Bénin | Bénin, Cour suprême, Chambre administrative, 09 juin 1972, 17


Recours pour excès de pouvoir - Foncier - Permis d'habiter - Autorité de la chose jugée - Fraude - Procédure - Connaissance acquise - Recevabilité - Fraude Annulation.

En la forme: est recevable le recours pour excès de pouvoir dirigé contre un permis d'habiter obtenu après un jugement passé en force de chose jugée et notifié en fraude des droits du requérant qui venait d'en acquérir connaissance.

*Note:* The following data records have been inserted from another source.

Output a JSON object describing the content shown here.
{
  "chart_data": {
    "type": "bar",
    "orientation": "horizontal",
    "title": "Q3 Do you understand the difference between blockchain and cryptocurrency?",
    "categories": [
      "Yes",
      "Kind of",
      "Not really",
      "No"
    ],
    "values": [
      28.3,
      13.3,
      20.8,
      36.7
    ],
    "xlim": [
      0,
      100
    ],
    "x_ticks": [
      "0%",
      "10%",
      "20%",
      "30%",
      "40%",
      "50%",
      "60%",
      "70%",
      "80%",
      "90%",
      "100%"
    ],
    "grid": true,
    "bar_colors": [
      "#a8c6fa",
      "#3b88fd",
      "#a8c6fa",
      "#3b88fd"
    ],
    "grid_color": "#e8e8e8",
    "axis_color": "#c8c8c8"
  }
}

Au fond: ledit permis obtenu frauduleusement mérite annulation.

N°17/CA du 09 juin 1972

Dame Anne ALALO
C/
Décision Préfectorale attribuant au sieur

HOUNKPE Zinsou un permis d'habiter
HOUNKPE Zinsou

Vu la requête en date du 13 novembre 1967,...

Recours pour excès de pouvoir - Foncier - Permis d'habiter - Autorité de la chose jugée - Fraude - Procédure - Connaissance acquise - Recevabilité - Fraude Annulation.

En la forme: est recevable le recours pour excès de pouvoir dirigé contre un permis d'habiter obtenu après un jugement passé en force de chose jugée et notifié en fraude des droits du requérant qui venait d'en acquérir connaissance.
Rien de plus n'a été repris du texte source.